The development trope has surfaced in two forms during the crisis: a blithe assumption that the West of Ukraine is more "advanced" than the East, hence it's affinity with the EU (in reality, the West is more rural, the East more industrialised); and a suggestion that Putin's leverage ultimately comes down to large reserves of natural gas, on which the German economy is dependent (those naff Gazprom ads during Champions League broadcasts now take on a sinister hue - perhaps Bayern Munich will be spooked into a collapse against Arsenal). The "vulnerability" of London to an oligarchs' strike is a minor and slightly comic variation on the latter theme, though one that paradoxically hints at our under-development (a dependency on foreign capital) as much as Russia's.

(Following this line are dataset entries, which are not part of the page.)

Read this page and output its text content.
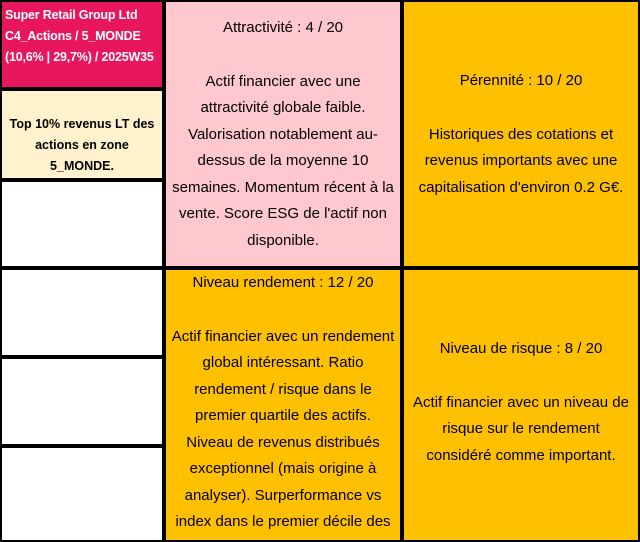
Super Retail Group Ltd
C4_Actions / 5_MONDE
(10,6% | 29,7%) / 2025W35
Top 10% revenus LT des actions en zone 5_MONDE.
Attractivité : 4 / 20
Actif financier avec une attractivité globale faible. Valorisation notablement au-dessus de la moyenne 10 semaines. Momentum récent à la vente. Score ESG de l'actif non disponible.
Pérennité : 10 / 20
Historiques des cotations et revenus importants avec une capitalisation d'environ 0.2 G€.
Niveau rendement : 12 / 20
Actif financier avec un rendement global intéressant. Ratio rendement / risque dans le premier quartile des actifs. Niveau de revenus distribués exceptionnel (mais origine à analyser). Surperformance vs index dans le premier décile des
Niveau de risque : 8 / 20
Actif financier avec un niveau de risque sur le rendement considéré comme important.
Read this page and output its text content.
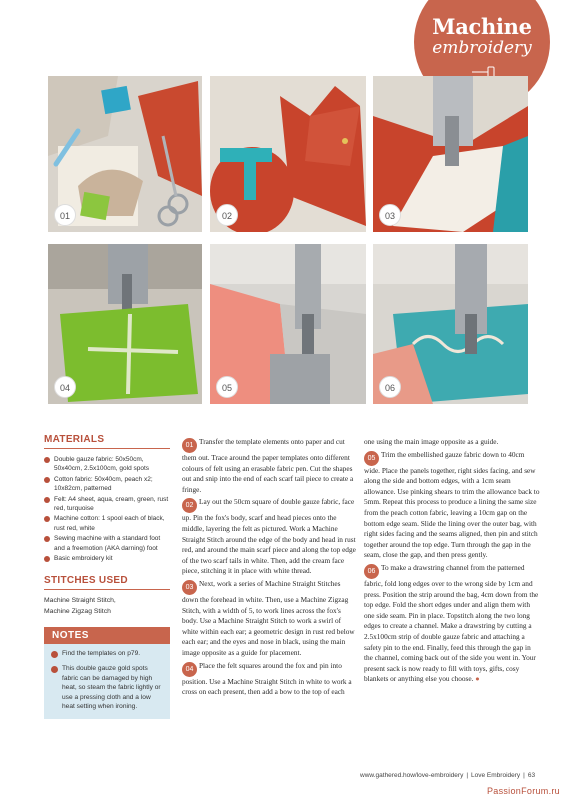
Machine
embroidery
01	02	03
04	05	06
MATERIALS
Double gauze fabric: 50x50cm, 50x40cm, 2.5x100cm, gold spots
Cotton fabric: 50x40cm, peach x2; 10x82cm, patterned
Felt: A4 sheet, aqua, cream, green, rust red, turquoise
Machine cotton: 1 spool each of black, rust red, white
Sewing machine with a standard foot and a freemotion (AKA darning) foot
Basic embroidery kit
STITCHES USED

Machine Straight Stitch,

Machine Zigzag Stitch

NOTES

Find the templates on p79.

This double gauze gold spots fabric can be damaged by high heat, so steam the fabric lightly or use a pressing cloth and a low heat setting when ironing.

01 Transfer the template elements onto paper and cut them out. Trace around the paper templates onto different colours of felt using an erasable fabric pen. Cut the shapes out and snip into the end of each scarf tail piece to create a fringe.

02 Lay out the 50cm square of double gauze fabric, face up. Pin the fox's body, scarf and head pieces onto the middle, layering the felt as pictured. Work a Machine Straight Stitch around the edge of the body and head in rust red, and around the main scarf piece and along the top edge of the two scarf tails in white. Then, add the cream face piece, stitching it in place with white thread.

03 Next, work a series of Machine Straight Stitches down the forehead in white. Then, use a Machine Zigzag Stitch, with a width of 5, to work lines across the fox's body. Use a Machine Straight Stitch to work a swirl of white within each ear; a geometric design in rust red below each ear; and the eyes and nose in black, using the main image opposite as a guide for placement.

04 Place the felt squares around the fox and pin into position. Use a Machine Straight Stitch in white to work a cross on each present, then add a bow to the top of each

one using the main image opposite as a guide.

05 Trim the embellished gauze fabric down to 40cm wide. Place the panels together, right sides facing, and sew along the side and bottom edges, with a 1cm seam allowance. Use pinking shears to trim the allowance back to 5mm. Repeat this process to produce a lining the same size from the peach cotton fabric, leaving a 10cm gap on the bottom edge seam. Slide the lining over the outer bag, with right sides facing and the seams aligned, then pin and stitch together around the top edge. Turn through the gap in the seam, close the gap, and then press gently.

06 To make a drawstring channel from the patterned fabric, fold long edges over to the wrong side by 1cm and press. Position the strip around the bag, 4cm down from the top edge. Fold the short edges under and align them with one side seam. Pin in place. Topstitch along the two long edges to create a channel. Make a drawstring by cutting a 2.5x100cm strip of double gauze fabric and attaching a safety pin to the end. Finally, feed this through the gap in the channel, coming back out of the side you went in. Your present sack is now ready to fill with toys, gifts, cosy blankets or anything else you choose. ●

www.gathered.how/love-embroidery | Love Embroidery | 63
PassionForum.ru
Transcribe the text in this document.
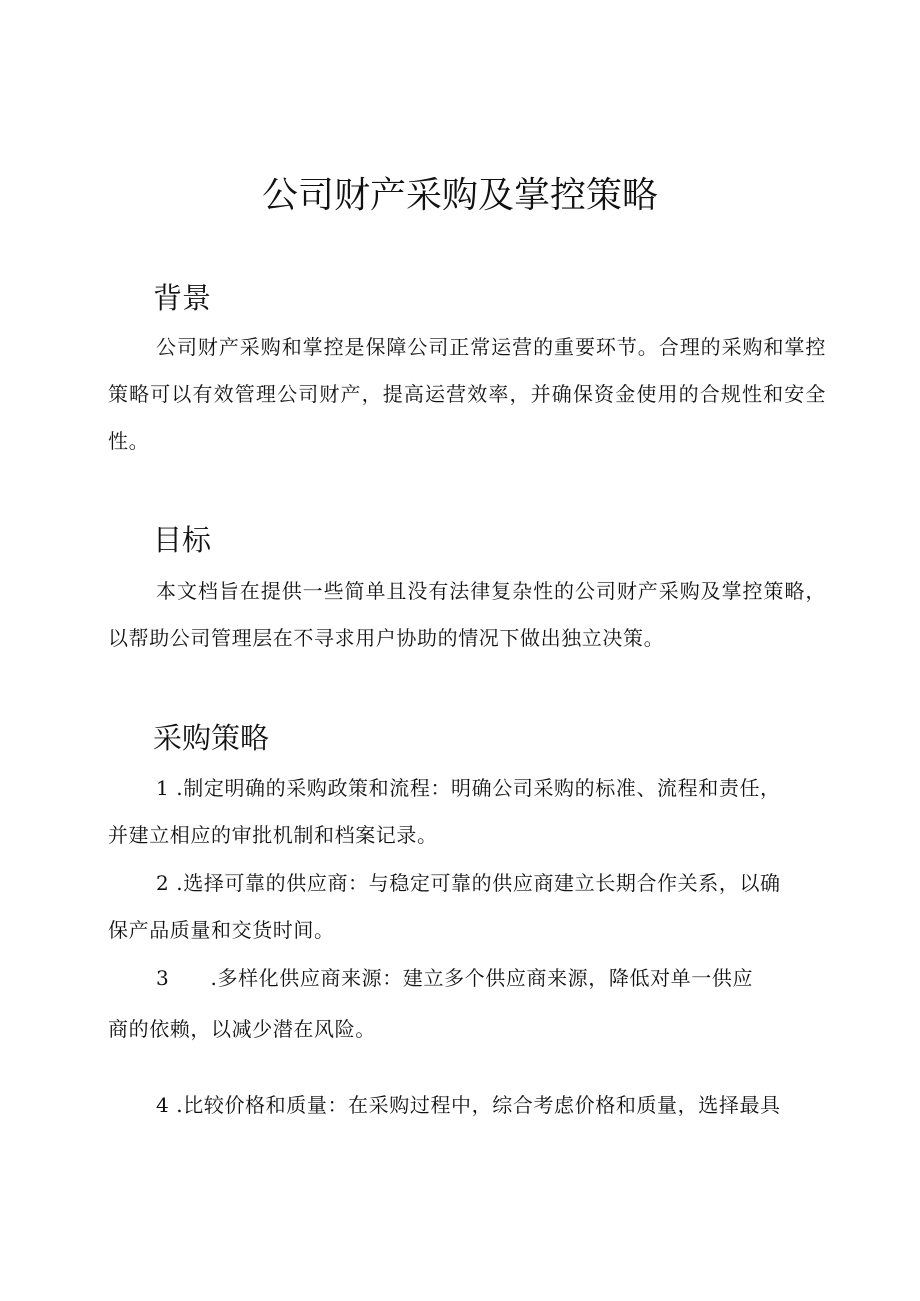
公司财产采购及掌控策略
背景
公司财产采购和掌控是保障公司正常运营的重要环节。合理的采购和掌控策略可以有效管理公司财产，提高运营效率，并确保资金使用的合规性和安全性。
目标
本文档旨在提供一些简单且没有法律复杂性的公司财产采购及掌控策略，以帮助公司管理层在不寻求用户协助的情况下做出独立决策。
采购策略
1 .制定明确的采购政策和流程：明确公司采购的标准、流程和责任，
并建立相应的审批机制和档案记录。
2 .选择可靠的供应商：与稳定可靠的供应商建立长期合作关系，以确
保产品质量和交货时间。
3　　.多样化供应商来源：建立多个供应商来源，降低对单一供应
商的依赖，以减少潜在风险。
4 .比较价格和质量：在采购过程中，综合考虑价格和质量，选择最具
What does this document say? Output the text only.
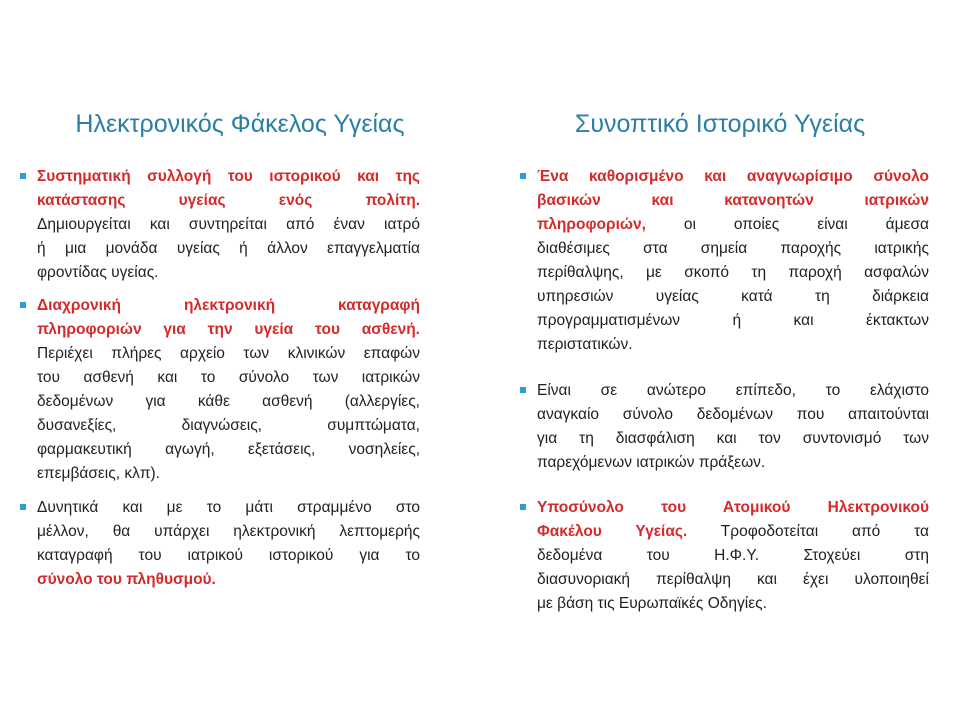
Ηλεκτρονικός Φάκελος Υγείας
Συστηματική συλλογή του ιστορικού και της
κατάστασης υγείας ενός πολίτη.
Δημιουργείται και συντηρείται από έναν ιατρό
ή μια μονάδα υγείας ή άλλον επαγγελματία
φροντίδας υγείας.
Διαχρονική ηλεκτρονική καταγραφή
πληροφοριών για την υγεία του ασθενή.
Περιέχει πλήρες αρχείο των κλινικών επαφών
του ασθενή και το σύνολο των ιατρικών
δεδομένων για κάθε ασθενή (αλλεργίες,
δυσανεξίες, διαγνώσεις, συμπτώματα,
φαρμακευτική αγωγή, εξετάσεις, νοσηλείες,
επεμβάσεις, κλπ).
Δυνητικά και με το μάτι στραμμένο στο
μέλλον, θα υπάρχει ηλεκτρονική λεπτομερής
καταγραφή του ιατρικού ιστορικού για το
σύνολο του πληθυσμού.
Συνοπτικό Ιστορικό Υγείας
Ένα καθορισμένο και αναγνωρίσιμο σύνολο
βασικών και κατανοητών ιατρικών
πληροφοριών, οι οποίες είναι άμεσα
διαθέσιμες στα σημεία παροχής ιατρικής
περίθαλψης, με σκοπό τη παροχή ασφαλών
υπηρεσιών υγείας κατά τη διάρκεια
προγραμματισμένων ή και έκτακτων
περιστατικών.
Είναι σε ανώτερο επίπεδο, το ελάχιστο
αναγκαίο σύνολο δεδομένων που απαιτούνται
για τη διασφάλιση και τον συντονισμό των
παρεχόμενων ιατρικών πράξεων.
Υποσύνολο του Ατομικού Ηλεκτρονικού
Φακέλου Υγείας. Τροφοδοτείται από τα
δεδομένα του Η.Φ.Υ. Στοχεύει στη
διασυνοριακή περίθαλψη και έχει υλοποιηθεί
με βάση τις Ευρωπαϊκές Οδηγίες.
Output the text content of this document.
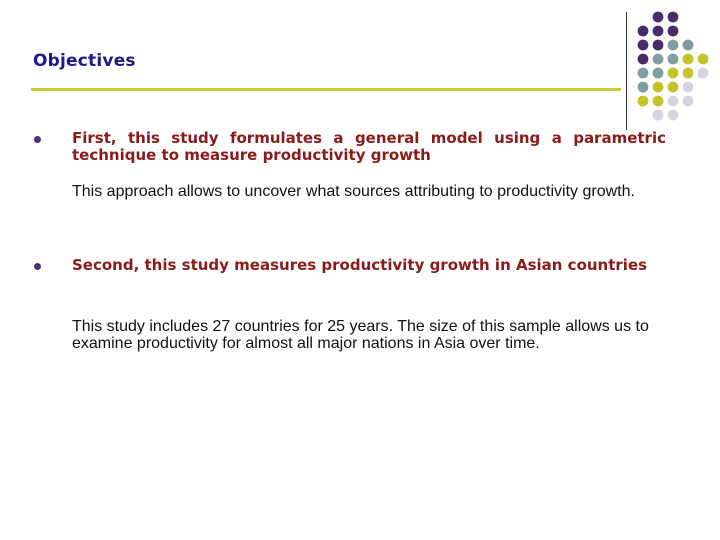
Objectives
First, this study formulates a general model using a parametric technique to measure productivity growth
This approach allows to uncover what sources attributing to productivity growth.
Second, this study measures productivity growth in Asian countries
This study includes 27 countries for 25 years. The size of this sample allows us to examine productivity for almost all major nations in Asia over time.
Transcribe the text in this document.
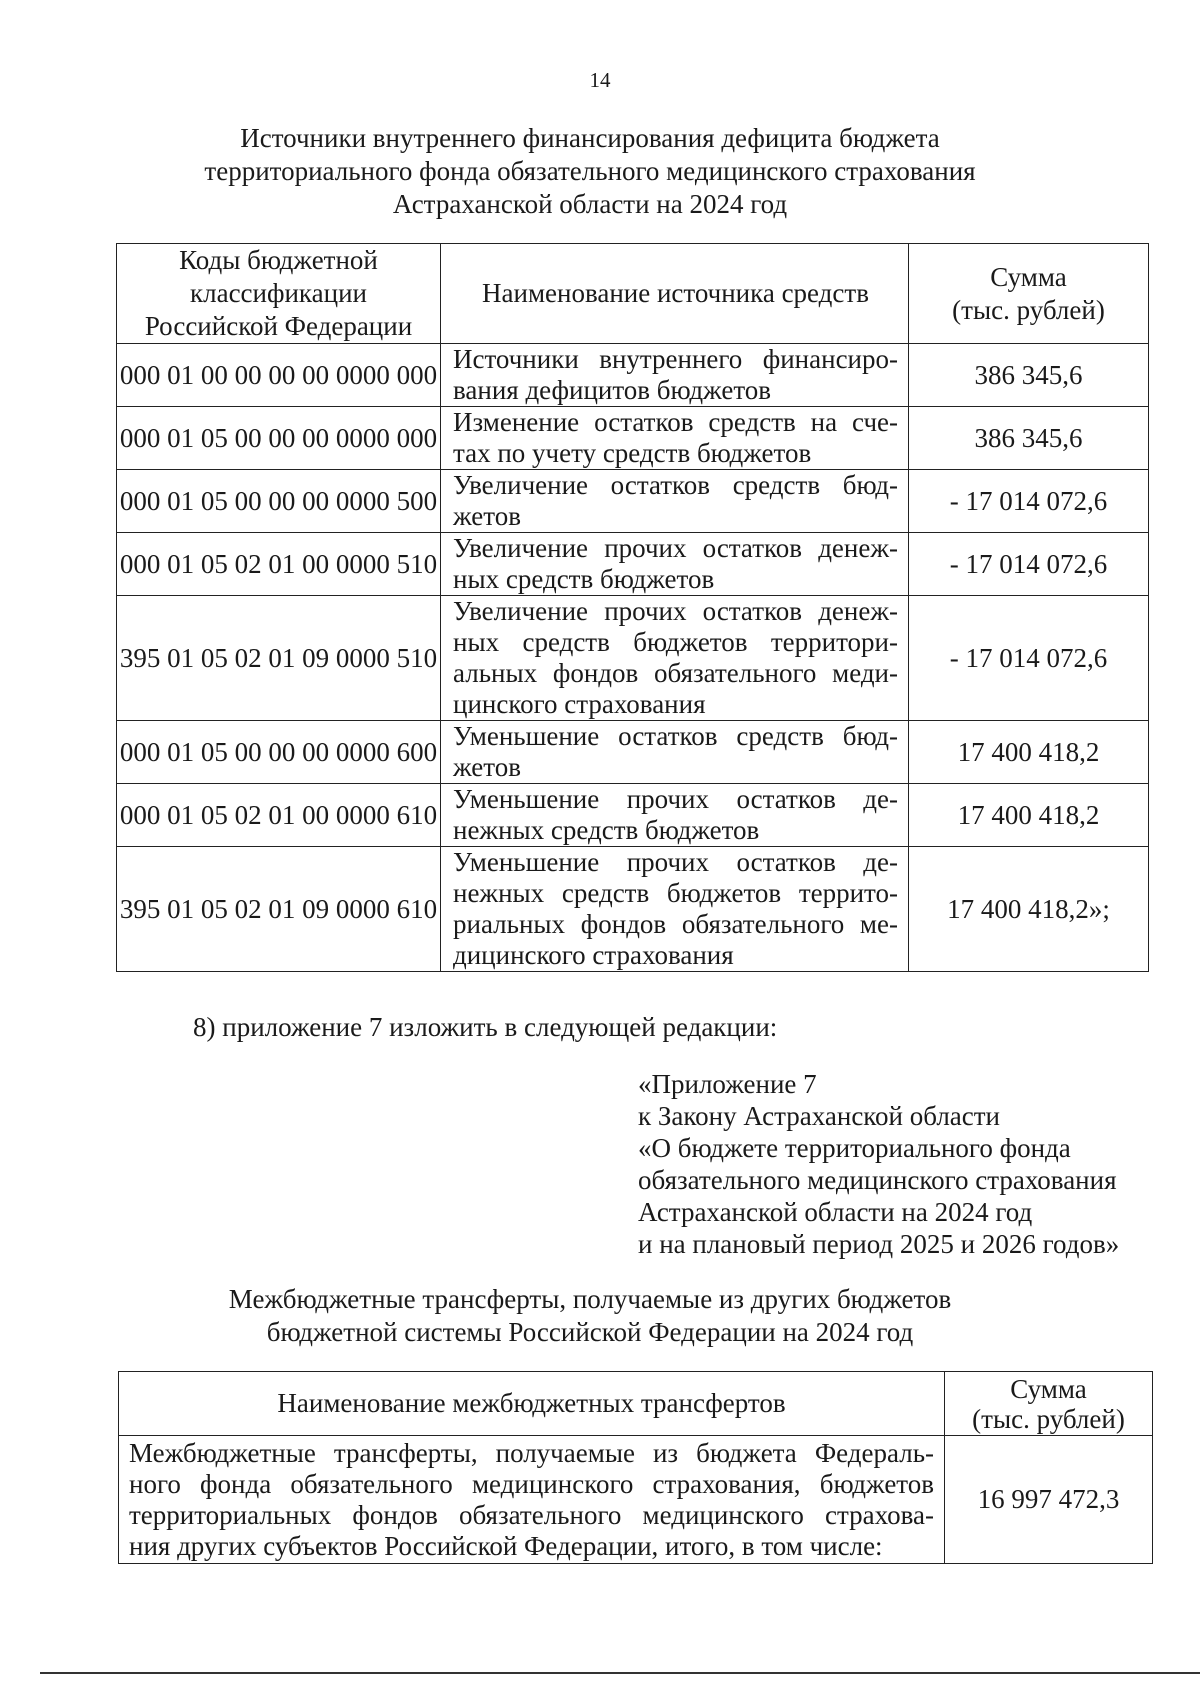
14
Источники внутреннего финансирования дефицита бюджета
территориального фонда обязательного медицинского страхования
Астраханской области на 2024 год
Коды бюджетной
классификации
Российской Федерации	Наименование источника средств	Сумма
(тыс. рублей)

000 01 00 00 00 00 0000 000	Источники внутреннего финансиро-
вания дефицитов бюджетов	386 345,6
000 01 05 00 00 00 0000 000	Изменение остатков средств на сче-
тах по учету средств бюджетов	386 345,6
000 01 05 00 00 00 0000 500	Увеличение остатков средств бюд-
жетов	- 17 014 072,6
000 01 05 02 01 00 0000 510	Увеличение прочих остатков денеж-
ных средств бюджетов	- 17 014 072,6
395 01 05 02 01 09 0000 510	Увеличение прочих остатков денеж-
ных средств бюджетов территори-
альных фондов обязательного меди-
цинского страхования	- 17 014 072,6
000 01 05 00 00 00 0000 600	Уменьшение остатков средств бюд-
жетов	17 400 418,2
000 01 05 02 01 00 0000 610	Уменьшение прочих остатков де-
нежных средств бюджетов	17 400 418,2
395 01 05 02 01 09 0000 610	Уменьшение прочих остатков де-
нежных средств бюджетов террито-
риальных фондов обязательного ме-
дицинского страхования	17 400 418,2»;
8) приложение 7 изложить в следующей редакции:
«Приложение 7
к Закону Астраханской области
«О бюджете территориального фонда
обязательного медицинского страхования
Астраханской области на 2024 год
и на плановый период 2025 и 2026 годов»
Межбюджетные трансферты, получаемые из других бюджетов
бюджетной системы Российской Федерации на 2024 год
Наименование межбюджетных трансфертов	Сумма
(тыс. рублей)

Межбюджетные трансферты, получаемые из бюджета Федераль-
ного фонда обязательного медицинского страхования, бюджетов
территориальных фондов обязательного медицинского страхова-
ния других субъектов Российской Федерации, итого, в том числе:	16 997 472,3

The Ukrainian crisis looks like it will resolve in one of two ways: either a partition of the country, with the Western rump accelerated into the EU and NATO (Alex Salmond will have words to say on that); or a loosely confederated buffer-state in which exclusion from the EU and NATO is the price paid for territorial integrity. Putin has calculated that Russia will gain whatever the outcome, so long as hostilities are avoided (and nobody fancies war in this of all years). The US and most of the EU do not care much either way and see this as "afters" from the dissolution of the USSR (they are not keen on another agriculture-heavy Eastern march with crypto-fascists and oligarchs in or near government). Even the Crimean Tatars will be reconciled - they have the attraction for the Russians of not being Ukrainian, and of liking horses.

1 comment:

  1. It would be useful to discuss the idea of the misrepresentation and ideological distortion of Russian/Soviet economic performance in light of some estimates of reality. David Kotz' "Revolution from Above" has a good consideration of this, and brings out how in terms of general measures the Soviet economy continued to grow until the disruptions in the command system brought about by the Gorbachev reforms. Growth had become anemic, which was one of the drivers of the reforms, but it was still occurring.